Btw, I'm not very good with diseases so I can't name the disease you described, sorry.
Edit: also, you are right. Clean water does help cure and prevent disease. Clean water helps boost the fish's immune system. It's not always a cure-all though when the fish already have a disease. It's a very helpful preventative though.
I normally clean the tank every 2 weeks, but this time, I waited about 4 weeks because I was pretty busy, and I clean my 30 gallon tank using the bucket method which takes FOREVER( about 1.5-2 hrs).
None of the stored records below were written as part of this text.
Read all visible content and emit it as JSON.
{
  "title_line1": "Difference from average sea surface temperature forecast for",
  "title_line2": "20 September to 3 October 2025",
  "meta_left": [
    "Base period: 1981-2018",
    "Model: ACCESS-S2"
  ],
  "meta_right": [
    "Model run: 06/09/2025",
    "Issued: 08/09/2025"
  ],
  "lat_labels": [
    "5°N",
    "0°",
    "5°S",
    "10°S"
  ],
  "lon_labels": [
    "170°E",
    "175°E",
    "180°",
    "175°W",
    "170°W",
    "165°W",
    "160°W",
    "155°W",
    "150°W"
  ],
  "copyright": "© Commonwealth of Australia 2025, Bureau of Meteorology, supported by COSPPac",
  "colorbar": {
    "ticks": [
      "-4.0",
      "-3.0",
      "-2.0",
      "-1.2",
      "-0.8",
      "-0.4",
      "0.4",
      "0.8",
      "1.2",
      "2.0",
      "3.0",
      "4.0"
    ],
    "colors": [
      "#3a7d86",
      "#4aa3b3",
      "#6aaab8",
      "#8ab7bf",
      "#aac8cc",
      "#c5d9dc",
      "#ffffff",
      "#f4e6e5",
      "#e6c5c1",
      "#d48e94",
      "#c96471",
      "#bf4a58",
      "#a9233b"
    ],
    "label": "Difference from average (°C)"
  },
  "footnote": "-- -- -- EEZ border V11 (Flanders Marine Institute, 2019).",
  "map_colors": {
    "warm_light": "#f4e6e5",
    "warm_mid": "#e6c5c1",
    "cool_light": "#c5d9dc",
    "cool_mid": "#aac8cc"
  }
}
I've heard about the wash your filter cartridge thing before. I have an aqueon power filter 30, and while its not nearly as good as the bio-wheel, it does have a bio-holster, which is this thing in front of the filter that is used to make a better bacteria bed than what you would find on a filter cartridge.
oh yeah, i think it could be the pet store thing, because I don't have a hospital tank to quarantine but.....
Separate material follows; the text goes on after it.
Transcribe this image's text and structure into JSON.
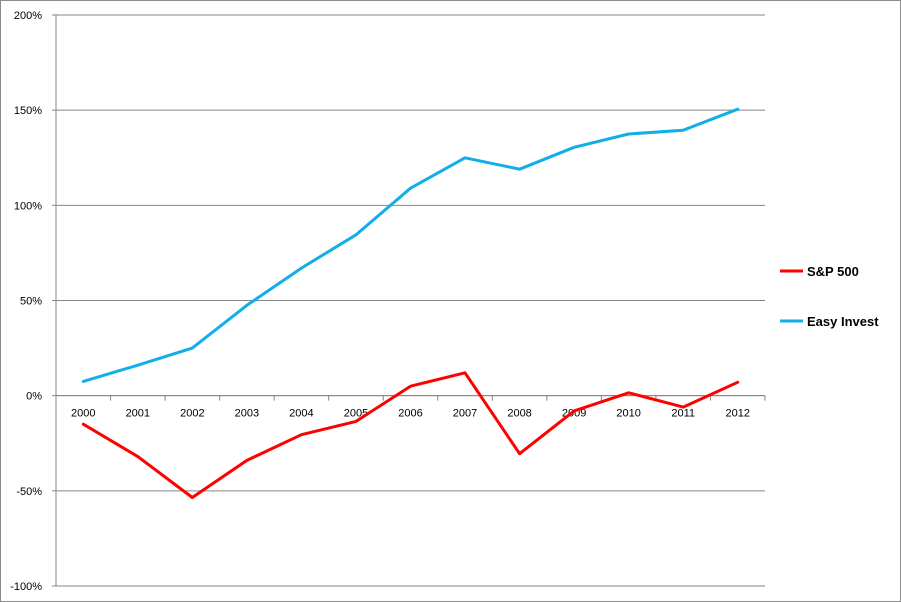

- the neon's were the last ones to go in there, and were in the tank for about 3-4 weeks before the first fish died
-the first fish that died was one of the danio's, the 4th one that i bought. I bought it almost 1-2 months before it died, the neon's were the last to die.... If it was from the fish store, the/ a neon would have been first.
Anyways, still, the bioload would be pretty low for those 8 small fish so 4 weeks should have been fine I'd think.
Also, on the water changing method - I have some suggestions that might be helpful. Buy some long tubing at a lowes or home depot. Get it so that it is long enough to reach the bathroom or a window or door and drain outside. This takes one step out when draining it into a bucket. You can also buy tubing that reaches from a sink or something and fill your fish tank up directly (I'd only do this is you buy a digital thermometer to be able to quickly get the temperature the same as inside the fish tank), then attach it, and keep an eye on the temperature and fill the tank up. :) Then add the stress coat. Could help make water changes easier for you. I so far only drain the water out that way but i know lots of people fill it up. I never thought of this till I came here so you can look into that if you wish. ;)
Yeah I was thinking about your second idea....
anybody know what the disease is and how Im supposed to clean it up
I do not know about what kind of disease killed your fish. I hope someone with more knowledge can help, but, and this is in the sticky note for information to give, they need to have some water parameters to know exactly where your water is at. PH, Ammonia, Nitrite/Nitrate.
Personally, I think every two weeks is too long a stretch. Since i do not use carbon, I try and do a water change on the two tanks with no carbon every other day.
It is possible that the fresh water comes as a shock and stresses the fish. They have adapted slowly over the two weeks to the deteriorating water conditions and all of a sudden there is a big infusion of fresh water.
More frequent water changes.
If I run into information elsewhere, I will try and post it back here.
It could be stress, but I doubt it because the symptoms looked bacteria related. It wasn't just fin rot.